A locked phone might seem secure but having a passcode, pattern, face ID or fingerprint scanner is not the best line of defense. You might be protecting your phone from thieves but what about the apps that are compromising your privacy?

Did you know the apps on your phone could be gathering your geolocation data and other phone identifiers without your knowledge? It sounds creepy but it’s happening. These apps could be stealing your passwords, photos and other PI (Personal Information). So far, there is no way to tell if an app is tracking you. But you can take preventive measures to keep your information from being compromised. Start with these:  

1: Use a VPN to Public Wi-Fi 

Whenever you find a free public network, you would like to turn off your mobile data, right? I do that so many times myself. I have subscribed to Spectrum Internet and whenever I find a spectrum hotspot nearby, I immediately switch to it. Experts suggest before you do that, you must use a VPN. It keeps your data from being snooped on. Your data transmission is masked. Additionally, you are able to access a wide variety of content even the sites that are blocked in your country. 

Download a trusted VPN app. However, first, read their service agreement to be certain of what data is being collected and where it is stored.

2: Check the App Permissions 

This is a tip every smartphone user must hold onto. Experts suggest double checking app permissions instead of blindly accepting everything that comes your way. 

Ask yourself if it makes sense for an app to seek permission. If the app is asking to access data that isn’t relevant to its function, that’s a red flag. Let’s say you are downloading a calculator app and it’s requesting to access your contact list and location, stop right there.

Other than this, pay attention to the permission that you grant to an app. Also, monitor how your phone behaves after you have downloaded the app. If your device’s battery life is affected drastically, it’s a sign you are dealing with a malicious app. 

3: Use a Password Manager

This cannot be stressed enough, the passwords for the apps you use must be strong. A combination of letters, numbers, and symbols is what you need. I hear you, complex passwords are harder to remember. There is a solution for that. Use a password manager.

A password manager will keep all your passwords in one place. They will be encrypted. Some password managers also help generate strong passwords. Just be sure you don’t use the same password for multiple accounts. Why? Because if one account is hacked, the attacker can target other accounts as well.

4: Due Diligence Before Downloading an App

From the face of the app, it is hard to tell if it has sinister motives. By doing a quick Google search, you can gather enough information to make the right decision. Experts say in the search bar, write the name of the app and the phrase scam or data scandal. This will reveal everything you need to know related to privacy or data leak issues. 

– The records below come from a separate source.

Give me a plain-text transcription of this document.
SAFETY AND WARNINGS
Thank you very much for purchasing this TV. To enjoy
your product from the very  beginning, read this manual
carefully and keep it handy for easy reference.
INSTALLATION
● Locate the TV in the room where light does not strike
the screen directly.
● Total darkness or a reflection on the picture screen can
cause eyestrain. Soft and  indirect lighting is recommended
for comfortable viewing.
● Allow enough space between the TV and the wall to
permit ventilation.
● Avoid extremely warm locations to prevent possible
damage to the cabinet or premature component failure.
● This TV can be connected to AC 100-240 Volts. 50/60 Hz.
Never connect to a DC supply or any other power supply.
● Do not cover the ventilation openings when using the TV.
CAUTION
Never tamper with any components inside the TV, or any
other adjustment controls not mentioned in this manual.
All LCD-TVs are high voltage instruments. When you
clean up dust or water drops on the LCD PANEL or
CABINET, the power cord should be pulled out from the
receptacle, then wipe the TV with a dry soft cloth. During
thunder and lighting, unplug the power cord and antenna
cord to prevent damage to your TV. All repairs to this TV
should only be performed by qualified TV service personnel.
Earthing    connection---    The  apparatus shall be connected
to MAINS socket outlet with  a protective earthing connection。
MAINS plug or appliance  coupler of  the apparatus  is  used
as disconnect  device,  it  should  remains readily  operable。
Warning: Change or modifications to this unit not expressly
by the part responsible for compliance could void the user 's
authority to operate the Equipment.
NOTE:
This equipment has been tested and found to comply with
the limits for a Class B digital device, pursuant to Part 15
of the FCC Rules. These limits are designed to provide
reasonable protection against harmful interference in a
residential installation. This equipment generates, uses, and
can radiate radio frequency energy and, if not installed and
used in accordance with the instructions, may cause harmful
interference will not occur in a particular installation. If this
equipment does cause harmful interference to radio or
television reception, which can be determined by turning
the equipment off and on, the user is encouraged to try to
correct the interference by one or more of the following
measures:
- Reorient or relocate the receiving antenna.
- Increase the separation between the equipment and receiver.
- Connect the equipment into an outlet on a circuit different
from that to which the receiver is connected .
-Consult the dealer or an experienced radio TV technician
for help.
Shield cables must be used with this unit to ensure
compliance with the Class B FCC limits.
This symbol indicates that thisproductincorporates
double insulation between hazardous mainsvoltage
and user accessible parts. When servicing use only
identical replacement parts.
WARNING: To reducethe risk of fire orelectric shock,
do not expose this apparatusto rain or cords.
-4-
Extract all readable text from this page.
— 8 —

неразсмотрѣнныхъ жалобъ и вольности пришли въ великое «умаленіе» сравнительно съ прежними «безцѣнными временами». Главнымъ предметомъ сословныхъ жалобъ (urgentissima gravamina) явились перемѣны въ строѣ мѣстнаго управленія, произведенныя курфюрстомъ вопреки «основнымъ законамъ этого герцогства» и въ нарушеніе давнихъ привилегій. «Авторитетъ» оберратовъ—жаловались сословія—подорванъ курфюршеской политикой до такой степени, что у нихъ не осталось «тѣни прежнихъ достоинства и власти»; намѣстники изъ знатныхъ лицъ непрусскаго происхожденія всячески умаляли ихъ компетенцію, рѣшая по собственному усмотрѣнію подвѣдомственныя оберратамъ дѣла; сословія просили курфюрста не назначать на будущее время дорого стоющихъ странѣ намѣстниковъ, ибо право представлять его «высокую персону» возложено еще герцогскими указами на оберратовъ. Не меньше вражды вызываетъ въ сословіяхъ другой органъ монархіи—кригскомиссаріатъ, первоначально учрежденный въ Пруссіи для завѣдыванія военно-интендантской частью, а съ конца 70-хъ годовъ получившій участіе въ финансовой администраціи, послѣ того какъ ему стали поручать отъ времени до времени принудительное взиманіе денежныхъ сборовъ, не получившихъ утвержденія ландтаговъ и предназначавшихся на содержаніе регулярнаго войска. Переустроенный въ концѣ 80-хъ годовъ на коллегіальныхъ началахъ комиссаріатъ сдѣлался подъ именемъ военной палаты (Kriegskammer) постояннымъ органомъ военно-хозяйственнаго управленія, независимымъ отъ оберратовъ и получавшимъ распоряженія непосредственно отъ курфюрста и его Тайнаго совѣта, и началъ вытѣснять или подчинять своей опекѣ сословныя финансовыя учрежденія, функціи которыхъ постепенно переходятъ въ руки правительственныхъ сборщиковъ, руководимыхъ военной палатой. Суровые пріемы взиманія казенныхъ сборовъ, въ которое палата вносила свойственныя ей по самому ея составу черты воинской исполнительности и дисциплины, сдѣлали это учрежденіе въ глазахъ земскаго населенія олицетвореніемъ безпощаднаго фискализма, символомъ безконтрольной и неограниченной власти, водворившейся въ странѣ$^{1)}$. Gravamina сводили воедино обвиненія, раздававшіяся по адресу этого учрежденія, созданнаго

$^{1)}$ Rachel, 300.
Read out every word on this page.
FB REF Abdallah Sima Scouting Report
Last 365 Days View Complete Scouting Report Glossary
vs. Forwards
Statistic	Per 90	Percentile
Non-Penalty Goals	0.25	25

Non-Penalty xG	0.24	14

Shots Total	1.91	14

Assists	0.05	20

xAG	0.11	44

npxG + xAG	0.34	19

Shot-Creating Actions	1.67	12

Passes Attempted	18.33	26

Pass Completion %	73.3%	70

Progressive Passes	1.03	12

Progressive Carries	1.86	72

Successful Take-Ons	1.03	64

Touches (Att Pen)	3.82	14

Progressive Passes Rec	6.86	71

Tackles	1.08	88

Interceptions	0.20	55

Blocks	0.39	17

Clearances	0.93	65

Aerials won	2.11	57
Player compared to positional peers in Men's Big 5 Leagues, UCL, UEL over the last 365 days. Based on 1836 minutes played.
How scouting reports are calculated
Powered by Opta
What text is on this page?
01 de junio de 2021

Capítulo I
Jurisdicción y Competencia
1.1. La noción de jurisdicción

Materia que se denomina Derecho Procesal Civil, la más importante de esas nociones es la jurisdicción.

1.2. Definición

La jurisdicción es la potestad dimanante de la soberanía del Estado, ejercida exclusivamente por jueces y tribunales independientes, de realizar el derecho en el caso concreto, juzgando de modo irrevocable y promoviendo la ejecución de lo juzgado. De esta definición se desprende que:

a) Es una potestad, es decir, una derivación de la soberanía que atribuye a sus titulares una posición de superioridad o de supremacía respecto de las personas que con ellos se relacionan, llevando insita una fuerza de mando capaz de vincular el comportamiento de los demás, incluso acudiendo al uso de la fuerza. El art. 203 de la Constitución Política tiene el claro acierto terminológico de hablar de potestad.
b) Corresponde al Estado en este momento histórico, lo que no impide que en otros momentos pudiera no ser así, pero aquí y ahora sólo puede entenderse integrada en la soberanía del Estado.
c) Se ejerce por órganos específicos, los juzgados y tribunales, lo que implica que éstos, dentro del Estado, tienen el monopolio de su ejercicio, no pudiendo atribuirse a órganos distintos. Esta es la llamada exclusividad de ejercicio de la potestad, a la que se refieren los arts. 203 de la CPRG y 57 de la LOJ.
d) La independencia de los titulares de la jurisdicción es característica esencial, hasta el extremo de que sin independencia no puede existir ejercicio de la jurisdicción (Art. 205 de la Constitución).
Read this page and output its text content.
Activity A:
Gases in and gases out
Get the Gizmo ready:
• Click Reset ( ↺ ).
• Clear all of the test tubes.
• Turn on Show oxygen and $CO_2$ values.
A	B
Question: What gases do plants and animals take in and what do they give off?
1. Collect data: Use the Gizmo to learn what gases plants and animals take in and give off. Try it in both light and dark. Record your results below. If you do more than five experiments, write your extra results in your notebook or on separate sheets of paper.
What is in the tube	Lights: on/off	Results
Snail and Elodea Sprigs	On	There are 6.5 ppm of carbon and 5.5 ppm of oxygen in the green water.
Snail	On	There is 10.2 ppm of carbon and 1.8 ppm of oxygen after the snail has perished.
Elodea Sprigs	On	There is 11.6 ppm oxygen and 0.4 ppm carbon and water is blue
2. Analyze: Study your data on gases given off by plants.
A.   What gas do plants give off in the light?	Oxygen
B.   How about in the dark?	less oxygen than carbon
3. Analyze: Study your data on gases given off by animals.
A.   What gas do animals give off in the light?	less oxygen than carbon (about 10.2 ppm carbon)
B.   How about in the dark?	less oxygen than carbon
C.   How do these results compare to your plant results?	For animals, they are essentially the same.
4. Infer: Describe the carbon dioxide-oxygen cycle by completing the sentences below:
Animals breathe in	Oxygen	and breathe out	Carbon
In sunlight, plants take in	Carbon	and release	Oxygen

This research will also tell if data breaches are common with that company. And if they had been affected by it, how did they tackle the problem. Avoid those apps that have been developed by developers who have a history of creating shady apps.

5: Limit Social Media Exposure

After the Cambridge Analytica data scandal, social media networks are in hot waters, especially Facebook. And if you were a victim of the data breach, you could be at the risk of a privacy breach. A hacker could have developed a shadow profile on the basis of your likes, shares, and following.

Keeping that in mind, it’s advised to share limited information on social media. This is for those too who were safe from the attack. Fill out minimum information on your social media profiles only. 

The social apps that access your phone’s microphones and gallery are the ones you must be extra cautious about.

6: Keep Software Up To Date

A very crucial line of defense against malicious apps is keeping your operating system up to date. When you do that, you are fortifying the security of your smartphone. It’s best to set your phone on automatic updates.

Just like you would update the OS, update the apps you use on a daily basis as well. Check the app store to find updates. This would fix the previous security patches and now, the app will be more secure than ever. 


In addition to these tips, check how long the app has been available. Check the reviews and ratings as well. Don’t even download the app from a third-party source. When I wanted to download the Spectrum TV app, I downloaded it from Google play store even know I came across some third-party sites. I called Spectrum support and they also suggested downloading it from an authorized source.